The Role of a Patent Search


People come into our office and they present an invention and they say, this has never been done before. And then of course, we have to evaluate who they are and how well they know the industry and the products. So generally they’ve gone to the store, they’ve gone to Home Depot, they’ve looked on the internet. They’ve searched for it and they haven’t been able to find it and that’s fine because that’s a good way to begin.

But a professional patent searcher like we have in our office will use much different tools. For example, the searching system in the patent office is by class and subclass and sub-subclass.

Even though we search for the particular invention, even if we can’t find exactly that invention, knowing what other people have done help us to write the patent application, and particularly the claims. The claims are written in such a way as to get around what people have done before.
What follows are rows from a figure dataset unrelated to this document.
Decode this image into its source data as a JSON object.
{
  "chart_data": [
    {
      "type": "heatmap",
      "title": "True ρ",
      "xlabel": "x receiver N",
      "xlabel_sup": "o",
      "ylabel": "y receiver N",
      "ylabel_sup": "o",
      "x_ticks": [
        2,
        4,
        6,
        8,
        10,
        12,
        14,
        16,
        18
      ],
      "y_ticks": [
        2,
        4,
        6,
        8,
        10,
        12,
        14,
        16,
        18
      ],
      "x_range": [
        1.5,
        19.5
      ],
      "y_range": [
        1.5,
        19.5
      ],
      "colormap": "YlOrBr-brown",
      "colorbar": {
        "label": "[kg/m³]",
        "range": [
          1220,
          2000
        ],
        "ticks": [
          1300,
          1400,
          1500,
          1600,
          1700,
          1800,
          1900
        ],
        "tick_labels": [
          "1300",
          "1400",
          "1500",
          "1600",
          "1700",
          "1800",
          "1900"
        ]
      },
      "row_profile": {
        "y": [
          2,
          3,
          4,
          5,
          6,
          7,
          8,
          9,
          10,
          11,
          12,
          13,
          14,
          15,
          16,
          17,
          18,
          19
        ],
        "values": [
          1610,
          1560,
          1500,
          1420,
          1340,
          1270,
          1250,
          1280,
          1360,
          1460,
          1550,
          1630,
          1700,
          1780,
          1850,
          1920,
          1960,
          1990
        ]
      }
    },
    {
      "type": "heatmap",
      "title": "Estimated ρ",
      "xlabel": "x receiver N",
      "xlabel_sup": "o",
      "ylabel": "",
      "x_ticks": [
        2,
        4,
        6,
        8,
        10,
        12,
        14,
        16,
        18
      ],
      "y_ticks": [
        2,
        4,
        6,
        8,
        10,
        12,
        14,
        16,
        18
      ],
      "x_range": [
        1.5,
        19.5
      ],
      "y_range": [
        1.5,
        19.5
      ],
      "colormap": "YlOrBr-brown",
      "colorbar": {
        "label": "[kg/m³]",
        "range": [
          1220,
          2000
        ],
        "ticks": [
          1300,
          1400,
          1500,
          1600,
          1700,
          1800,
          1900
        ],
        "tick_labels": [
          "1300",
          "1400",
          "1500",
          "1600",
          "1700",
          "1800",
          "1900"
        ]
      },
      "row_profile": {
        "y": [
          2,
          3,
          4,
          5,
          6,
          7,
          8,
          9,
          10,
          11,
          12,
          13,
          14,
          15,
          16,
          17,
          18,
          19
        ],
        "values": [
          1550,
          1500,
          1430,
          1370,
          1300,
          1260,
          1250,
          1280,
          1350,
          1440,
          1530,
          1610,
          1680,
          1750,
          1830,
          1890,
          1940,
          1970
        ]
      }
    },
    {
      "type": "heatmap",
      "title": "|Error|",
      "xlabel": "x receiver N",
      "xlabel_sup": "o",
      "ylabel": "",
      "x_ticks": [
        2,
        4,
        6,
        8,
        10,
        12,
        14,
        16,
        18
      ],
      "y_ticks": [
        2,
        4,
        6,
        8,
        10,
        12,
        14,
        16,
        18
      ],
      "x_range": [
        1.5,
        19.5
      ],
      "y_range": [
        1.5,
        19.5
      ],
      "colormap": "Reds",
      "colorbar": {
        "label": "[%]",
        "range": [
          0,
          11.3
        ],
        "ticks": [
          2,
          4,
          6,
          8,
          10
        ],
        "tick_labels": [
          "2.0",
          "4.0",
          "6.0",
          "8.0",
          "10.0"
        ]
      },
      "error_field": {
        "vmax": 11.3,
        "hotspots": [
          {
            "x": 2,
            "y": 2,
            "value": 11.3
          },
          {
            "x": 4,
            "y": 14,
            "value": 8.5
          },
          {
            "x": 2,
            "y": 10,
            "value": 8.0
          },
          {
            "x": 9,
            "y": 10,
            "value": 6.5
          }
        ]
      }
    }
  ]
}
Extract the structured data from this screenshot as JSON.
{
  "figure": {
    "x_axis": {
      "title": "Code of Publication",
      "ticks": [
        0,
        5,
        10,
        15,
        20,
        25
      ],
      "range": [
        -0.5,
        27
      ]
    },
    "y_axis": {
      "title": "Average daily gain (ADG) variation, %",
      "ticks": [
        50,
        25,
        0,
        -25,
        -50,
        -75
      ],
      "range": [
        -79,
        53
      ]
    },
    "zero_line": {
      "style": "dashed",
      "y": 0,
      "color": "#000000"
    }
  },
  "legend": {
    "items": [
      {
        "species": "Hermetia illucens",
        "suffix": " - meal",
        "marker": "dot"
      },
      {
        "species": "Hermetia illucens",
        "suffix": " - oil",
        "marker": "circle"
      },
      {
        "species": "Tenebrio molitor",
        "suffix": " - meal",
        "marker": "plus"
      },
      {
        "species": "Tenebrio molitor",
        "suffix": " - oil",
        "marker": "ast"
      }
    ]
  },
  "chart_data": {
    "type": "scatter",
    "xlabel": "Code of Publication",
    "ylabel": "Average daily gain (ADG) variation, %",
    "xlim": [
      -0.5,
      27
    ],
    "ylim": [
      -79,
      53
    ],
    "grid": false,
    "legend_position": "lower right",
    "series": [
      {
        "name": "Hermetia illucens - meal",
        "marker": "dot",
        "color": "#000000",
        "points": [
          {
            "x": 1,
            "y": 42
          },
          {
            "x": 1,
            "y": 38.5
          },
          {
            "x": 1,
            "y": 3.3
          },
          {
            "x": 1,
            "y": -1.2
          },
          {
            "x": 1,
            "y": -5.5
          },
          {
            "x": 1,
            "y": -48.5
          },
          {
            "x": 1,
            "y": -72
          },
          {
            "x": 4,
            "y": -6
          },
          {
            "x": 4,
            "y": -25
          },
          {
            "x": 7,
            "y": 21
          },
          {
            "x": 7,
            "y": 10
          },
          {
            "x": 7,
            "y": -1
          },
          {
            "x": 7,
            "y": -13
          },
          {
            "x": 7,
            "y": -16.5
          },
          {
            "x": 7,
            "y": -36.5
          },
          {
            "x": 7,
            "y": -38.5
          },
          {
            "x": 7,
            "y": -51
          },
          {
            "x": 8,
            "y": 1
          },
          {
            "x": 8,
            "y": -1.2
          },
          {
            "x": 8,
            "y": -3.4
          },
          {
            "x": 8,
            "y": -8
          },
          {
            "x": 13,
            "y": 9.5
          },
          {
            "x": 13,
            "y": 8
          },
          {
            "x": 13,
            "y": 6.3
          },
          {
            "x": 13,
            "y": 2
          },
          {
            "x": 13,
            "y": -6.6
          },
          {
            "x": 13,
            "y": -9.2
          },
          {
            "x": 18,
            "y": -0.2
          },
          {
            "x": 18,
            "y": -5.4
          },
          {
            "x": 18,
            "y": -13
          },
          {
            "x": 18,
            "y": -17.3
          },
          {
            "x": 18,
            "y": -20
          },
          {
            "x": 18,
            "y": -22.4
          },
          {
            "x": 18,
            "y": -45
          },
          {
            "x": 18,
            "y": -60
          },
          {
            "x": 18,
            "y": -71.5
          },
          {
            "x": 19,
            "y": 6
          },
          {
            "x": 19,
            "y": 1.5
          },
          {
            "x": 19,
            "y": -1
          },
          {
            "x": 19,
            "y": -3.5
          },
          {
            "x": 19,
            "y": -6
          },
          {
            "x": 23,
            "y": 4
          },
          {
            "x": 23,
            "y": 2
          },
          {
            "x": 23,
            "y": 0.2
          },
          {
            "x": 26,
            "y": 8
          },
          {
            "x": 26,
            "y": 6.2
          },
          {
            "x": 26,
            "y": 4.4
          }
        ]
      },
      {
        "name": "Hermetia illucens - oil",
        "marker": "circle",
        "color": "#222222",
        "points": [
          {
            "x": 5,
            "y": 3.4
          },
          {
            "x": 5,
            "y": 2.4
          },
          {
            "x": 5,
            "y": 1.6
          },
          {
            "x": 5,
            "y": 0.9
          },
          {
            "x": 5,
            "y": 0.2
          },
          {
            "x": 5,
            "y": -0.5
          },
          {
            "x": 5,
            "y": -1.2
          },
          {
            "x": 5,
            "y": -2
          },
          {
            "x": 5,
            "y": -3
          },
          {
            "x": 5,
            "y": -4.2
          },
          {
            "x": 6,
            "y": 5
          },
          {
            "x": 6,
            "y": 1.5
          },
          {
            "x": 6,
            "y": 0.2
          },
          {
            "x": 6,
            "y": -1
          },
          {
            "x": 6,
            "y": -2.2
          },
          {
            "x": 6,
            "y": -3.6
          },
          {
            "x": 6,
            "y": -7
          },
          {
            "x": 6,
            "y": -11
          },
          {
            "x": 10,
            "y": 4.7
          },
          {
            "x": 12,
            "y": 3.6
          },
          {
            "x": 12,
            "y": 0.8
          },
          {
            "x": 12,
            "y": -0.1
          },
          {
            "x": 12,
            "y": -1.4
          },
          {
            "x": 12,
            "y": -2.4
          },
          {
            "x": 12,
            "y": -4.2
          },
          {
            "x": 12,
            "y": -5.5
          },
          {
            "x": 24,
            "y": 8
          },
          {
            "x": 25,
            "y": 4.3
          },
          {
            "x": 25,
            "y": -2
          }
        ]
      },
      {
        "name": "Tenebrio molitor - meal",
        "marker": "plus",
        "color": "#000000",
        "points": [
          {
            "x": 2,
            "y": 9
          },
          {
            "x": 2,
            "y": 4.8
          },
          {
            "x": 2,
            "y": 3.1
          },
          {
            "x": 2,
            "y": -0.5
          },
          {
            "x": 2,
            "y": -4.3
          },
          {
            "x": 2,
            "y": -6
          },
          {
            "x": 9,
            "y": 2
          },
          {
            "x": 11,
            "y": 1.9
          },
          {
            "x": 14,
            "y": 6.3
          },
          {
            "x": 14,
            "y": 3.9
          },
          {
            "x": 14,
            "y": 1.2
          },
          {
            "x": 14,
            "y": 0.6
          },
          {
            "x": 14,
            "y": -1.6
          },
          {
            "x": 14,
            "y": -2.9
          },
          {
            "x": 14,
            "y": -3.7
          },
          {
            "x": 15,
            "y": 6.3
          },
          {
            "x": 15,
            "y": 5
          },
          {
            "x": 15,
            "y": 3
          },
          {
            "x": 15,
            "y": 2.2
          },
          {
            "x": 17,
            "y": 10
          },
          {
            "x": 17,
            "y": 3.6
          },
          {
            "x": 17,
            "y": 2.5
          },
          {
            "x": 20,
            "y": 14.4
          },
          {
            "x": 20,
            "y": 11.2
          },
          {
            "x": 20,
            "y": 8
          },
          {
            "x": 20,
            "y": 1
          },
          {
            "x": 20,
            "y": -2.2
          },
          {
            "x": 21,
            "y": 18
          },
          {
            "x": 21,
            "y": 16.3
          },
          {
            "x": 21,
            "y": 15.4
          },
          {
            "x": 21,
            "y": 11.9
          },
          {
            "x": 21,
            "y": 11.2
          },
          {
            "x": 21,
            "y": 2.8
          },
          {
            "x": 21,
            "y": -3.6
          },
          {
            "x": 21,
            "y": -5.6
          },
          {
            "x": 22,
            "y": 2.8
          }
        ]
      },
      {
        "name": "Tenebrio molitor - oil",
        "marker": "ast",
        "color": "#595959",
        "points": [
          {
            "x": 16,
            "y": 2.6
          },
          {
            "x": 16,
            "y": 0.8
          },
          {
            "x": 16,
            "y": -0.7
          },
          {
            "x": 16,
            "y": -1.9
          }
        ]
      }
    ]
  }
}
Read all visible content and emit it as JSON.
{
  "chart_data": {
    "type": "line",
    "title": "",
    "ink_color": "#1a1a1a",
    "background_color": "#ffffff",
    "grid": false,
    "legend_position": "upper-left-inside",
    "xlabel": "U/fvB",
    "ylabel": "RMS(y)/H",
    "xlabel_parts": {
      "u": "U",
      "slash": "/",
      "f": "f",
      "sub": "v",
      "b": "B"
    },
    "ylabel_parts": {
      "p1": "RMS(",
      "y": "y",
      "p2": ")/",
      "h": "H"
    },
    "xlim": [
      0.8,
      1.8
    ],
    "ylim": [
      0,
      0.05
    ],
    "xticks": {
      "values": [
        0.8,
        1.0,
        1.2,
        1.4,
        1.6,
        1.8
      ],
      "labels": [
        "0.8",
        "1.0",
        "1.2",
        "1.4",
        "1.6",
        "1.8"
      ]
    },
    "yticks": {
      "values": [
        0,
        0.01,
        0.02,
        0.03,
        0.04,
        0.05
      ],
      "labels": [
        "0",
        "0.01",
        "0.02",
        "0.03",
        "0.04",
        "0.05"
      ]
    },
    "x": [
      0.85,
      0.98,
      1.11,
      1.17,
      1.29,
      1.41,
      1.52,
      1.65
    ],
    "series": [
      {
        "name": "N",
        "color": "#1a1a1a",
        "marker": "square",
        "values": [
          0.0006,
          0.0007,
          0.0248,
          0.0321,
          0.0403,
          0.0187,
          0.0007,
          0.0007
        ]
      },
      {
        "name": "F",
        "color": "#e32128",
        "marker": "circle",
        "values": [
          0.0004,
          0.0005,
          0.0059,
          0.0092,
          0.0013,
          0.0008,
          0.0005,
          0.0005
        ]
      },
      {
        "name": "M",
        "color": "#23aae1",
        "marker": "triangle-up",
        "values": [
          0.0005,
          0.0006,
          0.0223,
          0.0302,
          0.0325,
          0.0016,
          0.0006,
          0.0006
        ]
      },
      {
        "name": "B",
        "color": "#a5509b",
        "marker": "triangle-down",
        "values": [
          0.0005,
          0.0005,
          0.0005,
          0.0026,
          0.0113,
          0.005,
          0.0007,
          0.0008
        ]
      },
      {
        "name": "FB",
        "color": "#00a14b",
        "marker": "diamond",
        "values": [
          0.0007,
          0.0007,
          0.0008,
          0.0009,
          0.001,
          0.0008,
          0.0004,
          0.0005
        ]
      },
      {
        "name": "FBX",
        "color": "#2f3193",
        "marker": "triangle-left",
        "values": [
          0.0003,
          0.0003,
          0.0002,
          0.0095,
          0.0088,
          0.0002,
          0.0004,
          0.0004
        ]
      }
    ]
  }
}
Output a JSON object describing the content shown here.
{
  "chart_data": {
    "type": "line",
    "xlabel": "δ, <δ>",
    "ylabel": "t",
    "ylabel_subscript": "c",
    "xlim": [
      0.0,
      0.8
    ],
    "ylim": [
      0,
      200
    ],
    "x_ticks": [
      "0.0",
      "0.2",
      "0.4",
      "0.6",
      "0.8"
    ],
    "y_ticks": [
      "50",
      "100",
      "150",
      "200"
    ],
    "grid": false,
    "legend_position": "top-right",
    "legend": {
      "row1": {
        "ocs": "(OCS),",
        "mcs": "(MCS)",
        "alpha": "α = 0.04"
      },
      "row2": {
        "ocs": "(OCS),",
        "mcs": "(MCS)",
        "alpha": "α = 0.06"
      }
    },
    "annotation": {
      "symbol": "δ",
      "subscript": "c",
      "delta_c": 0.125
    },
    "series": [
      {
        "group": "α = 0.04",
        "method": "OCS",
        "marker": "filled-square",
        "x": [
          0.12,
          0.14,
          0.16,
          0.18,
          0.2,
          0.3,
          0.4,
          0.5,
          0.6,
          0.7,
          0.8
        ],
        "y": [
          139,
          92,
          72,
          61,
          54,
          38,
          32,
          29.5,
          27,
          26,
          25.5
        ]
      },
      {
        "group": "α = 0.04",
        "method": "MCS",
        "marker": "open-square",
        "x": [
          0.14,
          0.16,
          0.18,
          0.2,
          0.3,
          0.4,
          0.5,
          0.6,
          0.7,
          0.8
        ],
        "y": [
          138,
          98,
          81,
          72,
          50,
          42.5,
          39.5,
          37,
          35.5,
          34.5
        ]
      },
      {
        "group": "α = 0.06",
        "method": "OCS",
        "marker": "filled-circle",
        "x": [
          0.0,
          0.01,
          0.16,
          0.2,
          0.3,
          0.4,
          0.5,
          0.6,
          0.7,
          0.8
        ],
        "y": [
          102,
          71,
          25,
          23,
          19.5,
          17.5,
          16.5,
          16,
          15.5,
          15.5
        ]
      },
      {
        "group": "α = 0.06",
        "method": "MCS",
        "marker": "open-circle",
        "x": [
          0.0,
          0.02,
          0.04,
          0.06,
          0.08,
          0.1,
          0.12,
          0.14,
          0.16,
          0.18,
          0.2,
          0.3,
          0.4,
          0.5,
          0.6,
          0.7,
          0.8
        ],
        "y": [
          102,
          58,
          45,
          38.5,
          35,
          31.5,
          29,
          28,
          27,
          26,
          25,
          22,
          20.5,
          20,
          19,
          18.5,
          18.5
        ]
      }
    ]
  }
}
And therefore, what we find is it actually streamlines the patent process.

It makes it shorter, makes it less expensive because there are less, there’s less give and take back and forth with the patent examiner after a search has been done.

US Patent 101


What’s the extent of coverage of a U.S. patent? As with anything patents are territorial, a patent will cover, or I should say a U.S. patent will cover the United States and its territories, including Puerto Rico. People ask me, is there such a thing as an international? Now, I stress the word patent because there is no such thing as an international patent, where one patent covers the whole world.

Of course there is something, we have something called the PCT. It’s where I present my U.S. patent that I did. I present it to the world and I say, I would like to prosecute this patent in the following designated countries. So I buy some time to take my U.S. patent and I present it to multiple countries.

Patents are Value!


There are companies that are built on patents, especially small companies, that are trying to develop in the field. For example, based on a particular product or, a product line, and patents are extremely important for them because patents are value, it’s, an intellectual property is property.

Just as though the company owned a car or a building, or other kinds of rights. You can go to the bank and you can borrow against the patent. And you can finance your company. You can, you can go to venture capitalists and they’ll loan you money based on your patent. And again, especially startups, this is extremely important.

Patent Searches 101


If I provide you all the background information of what your competitors are doing, you can compare that to what you’re doing and you can actually improve your particular product based on what you see the ideas other people are doing and you can compare it to what you have. So not only do you protect yourself and see whether your item is patentable, you also get a database of what’s out there and you can improve your product based on that database.